Dossier › Histoire / Patrimoine
Patrimoine monumental
Le château de Falaise / © G. Wait
Les périodes médiévales et modernes ont laissé de grands monuments dans le Calvados, tant dans le domaine de l’architecture civile que dans celui de l’architecture religieuse.
Du Moyen Âge à l’âge classique
Les débuts du deuxième millénaire voient s’établir la puissance ducale qui trouvera son apogée après 1066 et la conquête de l’Angleterre par Guillaume Ier le Conquérant. De cette époque datent nombre d’églises, de fondations d’abbayes et d’établissements de châteaux. Les richesses ramenées d’Angleterre permettent le développement d’une architecture romane originale dont on voit la trace dans les châteaux de Caen et de Creully.
Des églises en témoignent également. Certaines sont de véritables chefs-d’œuvre, telles les églises Saint-Etienne, Saint-Nicolas et Sainte-Trinité à Caen ou l’église Notre-Dame de Guibray à Falaise.
Seconde moitié du XIIe siècle
A partir de la seconde moitié du XIIe siècle, l’art gothique s’épanouit dans les demeures royales, comme au château de Falaise, et surtout dans les monuments religieux. Les exemples dans le Calvados en sont à la fois nombreux et de haute qualité : cathédrales de Bayeux et de Lisieux, églises de Norrey, de Langrune, Saint-Jean et Saint-Pierre de Caen ou encore l’abbatiale de Saint-Pierre-sur-Dives.
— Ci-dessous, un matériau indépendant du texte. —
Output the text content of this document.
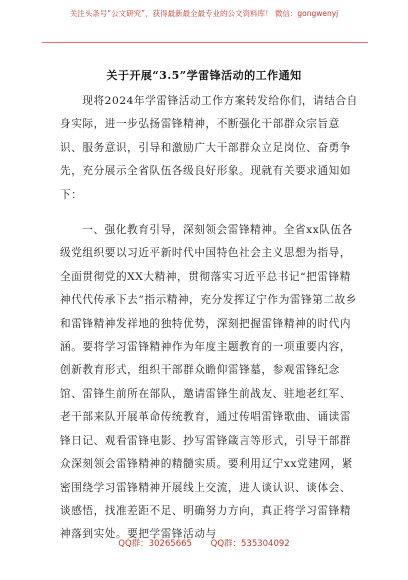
关注头条号“公文研究”，获得最新最全最专业的公文资料库！ 微信：gongwenyj
关于开展“3.5”学雷锋活动的工作通知

现将2024年学雷锋活动工作方案转发给你们，请结合自身实际，进一步弘扬雷锋精神，不断强化干部群众宗旨意识、服务意识，引导和激励广大干部群众立足岗位、奋勇争先，充分展示全省队伍各级良好形象。现就有关要求通知如下：

一、强化教育引导，深刻领会雷锋精神。全省xx队伍各级党组织要以习近平新时代中国特色社会主义思想为指导，全面贯彻党的XX大精神，贯彻落实习近平总书记“把雷锋精神代代传承下去”指示精神，充分发挥辽宁作为雷锋第二故乡和雷锋精神发祥地的独特优势，深刻把握雷锋精神的时代内涵。要将学习雷锋精神作为年度主题教育的一项重要内容，创新教育形式，组织干部群众瞻仰雷锋墓，参观雷锋纪念馆、雷锋生前所在部队，邀请雷锋生前战友、驻地老红军、老干部来队开展革命传统教育，通过传唱雷锋歌曲、诵读雷锋日记、观看雷锋电影、抄写雷锋箴言等形式，引导干部群众深刻领会雷锋精神的精髓实质。要利用辽宁xx党建网，紧密围绕学习雷锋精神开展线上交流，进人谈认识、谈体会、谈感悟，找准差距不足、明确努力方向，真正将学习雷锋精神落到实处。要把学雷锋活动与

QQ群：30265665 QQ群：535304092
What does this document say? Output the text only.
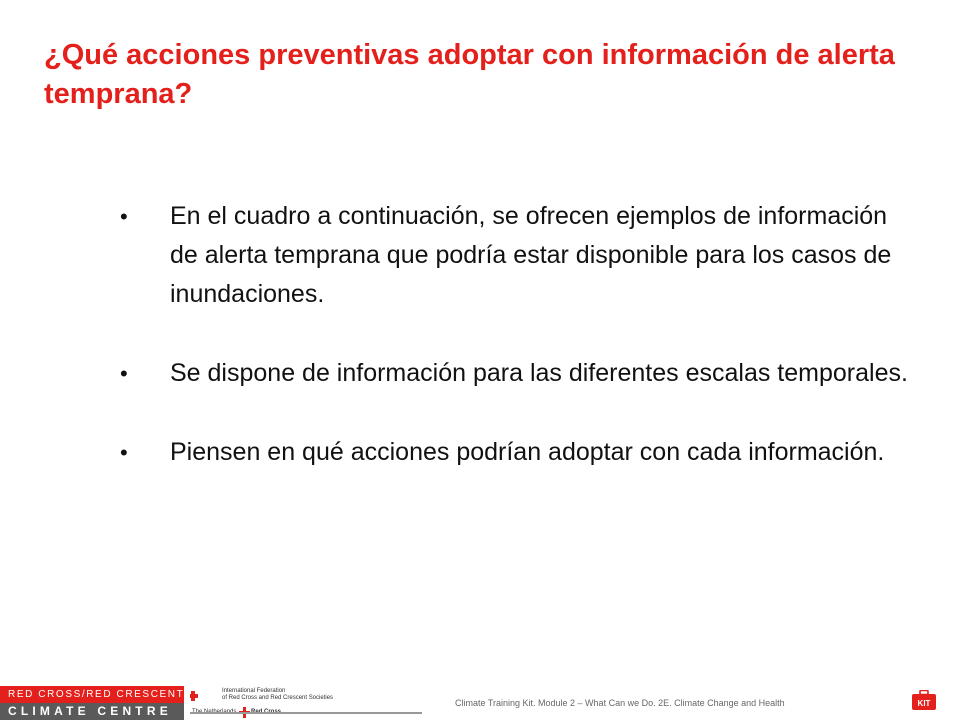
¿Qué acciones preventivas adoptar con información de alerta temprana?
• En el cuadro a continuación, se ofrecen ejemplos de información de alerta temprana que podría estar disponible para los casos de inundaciones.
• Se dispone de información para las diferentes escalas temporales.
• Piensen en qué acciones podrían adoptar con cada información.
RED CROSS/RED CRESCENT
CLIMATE CENTRE
International Federation
of Red Cross and Red Crescent Societies	Climate Training Kit. Module 2 – What Can we Do. 2E. Climate Change and Health	KIT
Parallèlement, l’art militaire des fortifications , élevées tout au long du Moyen Âge, a laissé de très beaux témoignages à Caen, Falaise, Vire ou encore aux châteaux de Creully et Crèvecœur-en-Auge.
La Renaissance
La Renaissance a été moins féconde en matière de réalisations monumentales. Néanmoins, quelques châteaux (Fontaine-Henry, Fontaine-Etoupefour, Saint-Germain-de-Livet), l’ancien couvent des dominicaines de Pont-L’Évêque, ou encore quelques célèbres
demeures du pays d’Auge, tel le manoir du Champ Versant à Bonneboscq, sont de remarquables témoins de cette période.
Les XVIIe et XVIIIe siècles
ont laissé leur empreinte dans un grand nombre d’hôtels particuliers, construits notamment à Caen et à Bayeux, et ont marqué l’édification ou la rénovation de nombreux châteaux.
Certains d’entre eux sont particulièrement intéressants, comme le château de Balleroy, première œuvre de François Mansart, ou le château de Bénouville qui est l’un des rares monuments subsistants de l’architecte visionnaire Claude-Nicolas Ledoux (1736-1806).
Nombre de bâtiments plus modestes réalisés pour la noblesse de province, tel le château de Pontécoulant, ainsi que quelques beaux édifices religieux, datent également de cette période qui oscille entre baroque et classicisme.
C’est ce dernier courant qui l’emporte largement en Normandie, comme le montrent les superbes bâtiments conventuels de l’abbaye-aux-Hommes et de l’abbaye-aux-Dames de Caen, l’église de la Gloriette à Caen et aussi l’étonnante abbatiale Saint-Martin-de Mondaye.
La Modernité
Au XIXe siècle, afin d’asseoir les institutions administratives et judiciaires nouvellement créées, les pouvoirs publics déploient une activité de construction importante, qui permet la réalisation de l’hôtel de la Préfecture à Caen, d’hôtels de ville et de tribunaux dans les petites villes, mais également de halles, de mairies, d’écoles et de nombreux équipements dans les communes rurales.
À partir de 1840 et jusque dans les années 1930 , le développement des bains de mer et des loisirs est à l’origine de la création, sur toute la côte normande, d’un patrimoine bâti varié et d’une grande invention décorative.
Une activité de construction intense au XXe siècle
C’est aujourd’hui que nous découvrons l’intérêt et les caractères des constructions réalisées durant le XXe
siècle. Celui-ci restera marqué par un édifice exceptionnel, la basilique Sainte-Thérèse à Lisieux, édifiée entre 1929 et 1954, mais surtout par la reconstruction, après la Seconde Guerre mondiale, qui fut l’occasion de créer une architecture nouvelle, tant dans les domaines religieux que civil ou domestique.
Ce siècle s’est achevé sur la création d’un ouvrage monumental en tous points remarquable : le pont de Normandie, qui enjambe majestueusement l’estuaire de la Seine en reliant les villes de Honfleur et du Havre.